Théo est scolarisé depuis la petite section, il est aujourd’hui capable de parler très correctement en occitan, il est à 100 % de compréhension. Il sait que l’occitan va porter tous les apprentissages, il n’est pas surpris d’aborder l’apprentissage de la lecture en occitan. Le travail réalisé par le passé lui a permis de disposer d’un capital de mots important. Il a fait aussi, avec ses camarades, une évaluation juste du défi qui se présente à lui. Ce sera quelques fois difficile, mais il n’y a pas de raisons apparentes de ne pas y arriver !
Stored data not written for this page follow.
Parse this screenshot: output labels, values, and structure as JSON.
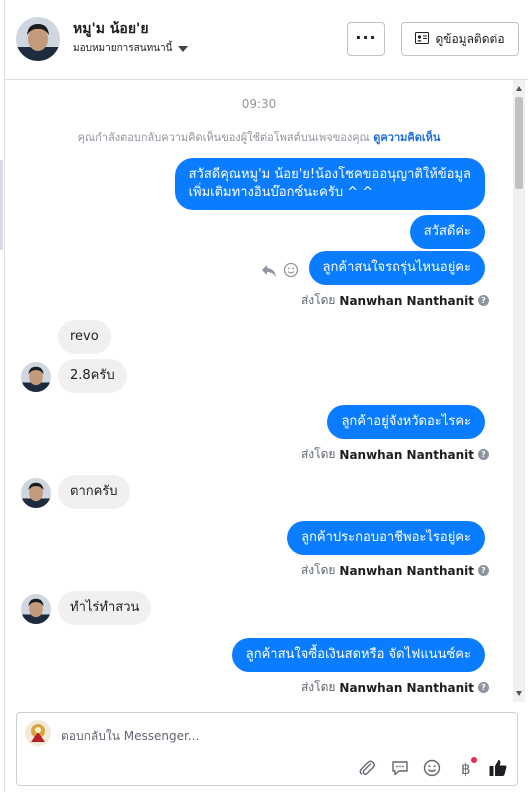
{
  "header": {
    "name": "หมู'ม น้อย'ย",
    "assign_label": "มอบหมายการสนทนานี้",
    "more_label": "···",
    "contact_button": "ดูข้อมูลติดต่อ"
  },
  "chat": {
    "time": "09:30",
    "context_text": "คุณกำลังตอบกลับความคิดเห็นของผู้ใช้ต่อโพสต์บนเพจของคุณ",
    "context_link": "ดูความคิดเห็น",
    "messages": [
      {
        "from": "page",
        "lines": [
          "สวัสดีคุณหมู'ม น้อย'ย!น้องโชคขออนุญาติให้ข้อมูล",
          "เพิ่มเติมทางอินบ๊อกซ์นะครับ ^ ^"
        ]
      },
      {
        "from": "page",
        "text": "สวัสดีค่ะ"
      },
      {
        "from": "page",
        "text": "ลูกค้าสนใจรถรุ่นไหนอยู่คะ"
      },
      {
        "from": "user",
        "text": "revo"
      },
      {
        "from": "user",
        "text": "2.8ครับ"
      },
      {
        "from": "page",
        "text": "ลูกค้าอยู่จังหวัดอะไรคะ"
      },
      {
        "from": "user",
        "text": "ตากครับ"
      },
      {
        "from": "page",
        "text": "ลูกค้าประกอบอาชีพอะไรอยู่คะ"
      },
      {
        "from": "user",
        "text": "ทำไร่ทำสวน"
      },
      {
        "from": "page",
        "text": "ลูกค้าสนใจซื้อเงินสดหรือ จัดไฟแนนซ์คะ"
      }
    ],
    "sent_by_prefix": "ส่งโดย",
    "sent_by_name": "Nanwhan Nanthanit",
    "info_symbol": "?"
  },
  "composer": {
    "placeholder": "ตอบกลับใน Messenger..."
  },
  "icons": [
    "more-icon",
    "contact-card-icon",
    "reply-icon",
    "emoji-icon",
    "attach-icon",
    "saved-reply-icon",
    "emoji-icon",
    "payment-icon",
    "like-icon"
  ],
  "colors": {
    "accent": "#0a7cff",
    "incoming_bubble": "#f0f0f0",
    "link": "#216fdb"
  }
}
Depuis la rentrée, il a progressé, il a souffert, il a connu des réussites et des échecs. Il se plait à dire à ses parents qu’il peut se tromper, qu’il apprend !
Déjà il met en place des mécanismes de comparaisons entre l’occitan et le français. Il utilise ses premières compétences en lecture pour faire des comparaisons, des essais et des vérifications. Il touche du doigt ses compétences nouvelles, les perspectives qu’elles vont ouvrir… il est acteur de son apprentissage.
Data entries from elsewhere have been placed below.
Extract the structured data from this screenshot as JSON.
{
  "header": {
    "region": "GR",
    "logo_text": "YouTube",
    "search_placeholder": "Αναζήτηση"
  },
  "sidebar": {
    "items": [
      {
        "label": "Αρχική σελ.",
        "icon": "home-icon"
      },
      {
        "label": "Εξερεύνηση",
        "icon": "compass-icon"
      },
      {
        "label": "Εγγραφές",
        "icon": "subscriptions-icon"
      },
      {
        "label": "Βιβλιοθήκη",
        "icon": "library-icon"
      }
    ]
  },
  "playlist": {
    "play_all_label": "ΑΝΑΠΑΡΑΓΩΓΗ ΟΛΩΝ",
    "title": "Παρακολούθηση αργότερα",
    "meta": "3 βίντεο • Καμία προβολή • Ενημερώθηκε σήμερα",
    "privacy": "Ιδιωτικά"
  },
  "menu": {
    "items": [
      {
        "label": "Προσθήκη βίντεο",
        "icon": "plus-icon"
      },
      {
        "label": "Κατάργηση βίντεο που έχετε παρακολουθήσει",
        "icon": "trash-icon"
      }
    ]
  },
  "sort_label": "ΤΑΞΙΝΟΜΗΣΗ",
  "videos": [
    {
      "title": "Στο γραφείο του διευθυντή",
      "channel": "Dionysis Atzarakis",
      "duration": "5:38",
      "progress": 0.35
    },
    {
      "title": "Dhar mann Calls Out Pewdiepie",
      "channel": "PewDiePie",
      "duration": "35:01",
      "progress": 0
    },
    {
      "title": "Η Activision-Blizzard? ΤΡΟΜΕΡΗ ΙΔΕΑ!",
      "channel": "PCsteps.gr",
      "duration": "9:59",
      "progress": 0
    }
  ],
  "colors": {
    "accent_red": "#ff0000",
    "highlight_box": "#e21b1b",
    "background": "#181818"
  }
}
Aujourd’hui il peut lire des textes courts en occitan. Il est reconnu en tant que tel par l’ensemble des individus de la classe. C’est sa fierté !
Le troisième exemple est une fille du CM2 qui quittera cette année notre école pour rejoindre un collège traditionnel. Elle a une couleur de comportement importante. Elle a la reconnaissance du groupe classe mais aussi de l’ensemble des adultes de l’école. Elle s’appelle Emilie.
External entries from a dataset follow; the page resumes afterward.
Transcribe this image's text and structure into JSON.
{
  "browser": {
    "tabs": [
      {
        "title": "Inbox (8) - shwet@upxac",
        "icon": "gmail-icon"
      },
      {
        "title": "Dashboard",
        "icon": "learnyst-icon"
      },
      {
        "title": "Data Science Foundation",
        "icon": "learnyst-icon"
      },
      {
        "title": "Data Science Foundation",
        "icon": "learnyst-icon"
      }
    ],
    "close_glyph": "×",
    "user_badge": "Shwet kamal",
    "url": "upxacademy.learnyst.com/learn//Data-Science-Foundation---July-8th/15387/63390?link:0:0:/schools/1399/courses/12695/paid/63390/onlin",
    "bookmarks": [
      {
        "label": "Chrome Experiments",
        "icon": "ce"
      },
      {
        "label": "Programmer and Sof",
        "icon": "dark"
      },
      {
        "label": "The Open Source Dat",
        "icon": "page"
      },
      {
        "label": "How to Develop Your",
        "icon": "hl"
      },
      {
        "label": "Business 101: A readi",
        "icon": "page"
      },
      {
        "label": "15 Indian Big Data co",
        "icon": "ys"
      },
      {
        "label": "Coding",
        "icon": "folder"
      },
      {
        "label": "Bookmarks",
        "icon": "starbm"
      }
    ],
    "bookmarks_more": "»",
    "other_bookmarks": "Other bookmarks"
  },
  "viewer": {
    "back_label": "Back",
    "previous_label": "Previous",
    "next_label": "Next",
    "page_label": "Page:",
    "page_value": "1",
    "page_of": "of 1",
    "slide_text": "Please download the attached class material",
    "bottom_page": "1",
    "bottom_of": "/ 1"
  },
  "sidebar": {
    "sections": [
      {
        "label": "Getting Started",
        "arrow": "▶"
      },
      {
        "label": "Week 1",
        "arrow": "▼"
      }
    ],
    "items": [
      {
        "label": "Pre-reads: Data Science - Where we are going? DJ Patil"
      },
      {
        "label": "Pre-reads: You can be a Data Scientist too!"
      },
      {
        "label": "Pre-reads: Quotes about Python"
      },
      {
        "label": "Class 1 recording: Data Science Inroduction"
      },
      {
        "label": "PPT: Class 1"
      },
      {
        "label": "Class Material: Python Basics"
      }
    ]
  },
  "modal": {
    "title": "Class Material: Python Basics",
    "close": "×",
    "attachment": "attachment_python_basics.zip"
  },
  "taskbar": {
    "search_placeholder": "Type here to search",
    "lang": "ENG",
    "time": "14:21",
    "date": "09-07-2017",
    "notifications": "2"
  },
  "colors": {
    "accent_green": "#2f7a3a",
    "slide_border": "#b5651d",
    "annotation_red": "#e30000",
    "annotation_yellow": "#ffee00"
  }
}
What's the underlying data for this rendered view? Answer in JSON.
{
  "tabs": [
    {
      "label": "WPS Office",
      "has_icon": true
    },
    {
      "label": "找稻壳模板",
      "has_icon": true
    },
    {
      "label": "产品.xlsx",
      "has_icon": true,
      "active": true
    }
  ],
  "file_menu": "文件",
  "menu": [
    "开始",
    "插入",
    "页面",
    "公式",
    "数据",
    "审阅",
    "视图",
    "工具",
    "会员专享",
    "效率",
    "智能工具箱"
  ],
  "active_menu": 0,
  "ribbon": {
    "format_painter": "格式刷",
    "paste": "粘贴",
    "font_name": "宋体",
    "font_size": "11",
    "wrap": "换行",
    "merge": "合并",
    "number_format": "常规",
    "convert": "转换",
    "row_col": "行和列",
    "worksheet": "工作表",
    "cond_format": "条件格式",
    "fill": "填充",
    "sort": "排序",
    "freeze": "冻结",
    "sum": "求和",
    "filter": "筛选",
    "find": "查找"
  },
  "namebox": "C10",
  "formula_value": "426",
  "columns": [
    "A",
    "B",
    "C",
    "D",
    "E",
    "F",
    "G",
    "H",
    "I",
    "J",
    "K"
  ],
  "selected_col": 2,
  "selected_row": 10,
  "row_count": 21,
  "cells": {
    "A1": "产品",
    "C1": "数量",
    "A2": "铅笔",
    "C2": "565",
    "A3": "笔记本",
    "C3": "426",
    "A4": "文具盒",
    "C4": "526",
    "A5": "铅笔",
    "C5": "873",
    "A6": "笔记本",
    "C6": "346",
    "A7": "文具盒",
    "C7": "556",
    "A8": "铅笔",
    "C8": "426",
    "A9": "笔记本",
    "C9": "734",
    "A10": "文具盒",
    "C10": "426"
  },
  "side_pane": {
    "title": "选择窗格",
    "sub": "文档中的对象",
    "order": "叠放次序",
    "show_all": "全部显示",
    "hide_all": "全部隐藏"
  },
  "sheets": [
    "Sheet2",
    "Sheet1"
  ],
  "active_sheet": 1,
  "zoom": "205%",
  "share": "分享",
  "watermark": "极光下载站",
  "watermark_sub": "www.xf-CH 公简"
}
Elle est un exemple de réussite. Elle est parfaitement bilingue à l’oral et à l’écrit. elle peut corriger certaines de ses paroles, ou celles des autres, pour en améliorer la qualité.
Au delà de ces compétences réelles en langue occitane, elle possède incontestablement un esprit d’ouverture vers les autres langues.
Le projet « familhas de lengas » lui a permis de découvrir d’autres langues qui quelquefois étaient très éloignées de l’occitan ou du français. A chaque fois elle a su en remarquer les aspects étranges tout en refusant l’idée qu’elles pouvaient être étrangères !
Découvrir des langues c’est aussi découvrir des cultures, des pays, des paysages, des visages et des hommes. C’est se montrer curieux, c’est rire d’une manière de prononcer les mots ou d’écrire des lettres tout en ayant énormément de respect pour cette langue inconnue et pour les personnes qui l’emploient.
Au cours de cette dernière année, Emilie a fait la preuve de cette perception des langues et des cultures du monde. Elle sait qu’au-delà de la traditionnelle question de l’utilité d’une langue, celle-ci donne du sens à la vie d’un groupe d’homme. C’est son mérite le plus louable.
A travers ces trois exemples, je retiendrai en conclusion des éléments importants qui parti-cipent à la réussite du bilinguisme précoce et à l’épanouissement des enfants qui évoluent dans nos écoles.
En premier lieu, chaque classe doit être un milieu sécurisant, riche, diversifié avec des exigences de qualité.
Ce milieu doit être capable d’accepter les enfants dans leur infinie diversité.
Il doit aussi accepter les tâtonnements, les erreurs, les vérifications… pour en faire le moteur des apprentissages.
Il doit prendre en compte la durée nécessaire à l’acquisition de certains apprentissages comme un élément déterminant et garant de la réussite scolaire des enfants.
La notion de confiance est un autre élément déterminant.
La confiance doit remplacer la peur.
Confiance envers enseignants qui, libres dans leurs pratiques, ne seront que plus motivés et plus performants.
Confiance faite aux parents pour participer à un accompagnement raisonné de leurs enfants dans les apprentissages. Confiance accordée aux enfants pour leurs capacités à se mobiliser et franchir les épreuves.
Enfin, celui qui souhaite plus de reconnaissance pour une langue et une culture régionale aurait bien du mal à condamner les autres langues et cultures du monde. Les enfants qui sont aujourd’hui dans nos écoles sont sensibilisés à cette réalité. A n’en pas douter, ils seront plus à même, forts d’un esprit juste, de défendre dans l’avenir un idéal de tolérance qui ne laissera pas de place au doute et qui imposera le choix de la raison, le choix de la paix.
Conférence prononcée lors du colloque « L’enfant en immersion précoce », organisé par l’Institut Supérieur des langues de la République Française, les 14 et 15 mars 2003, à Perpignan.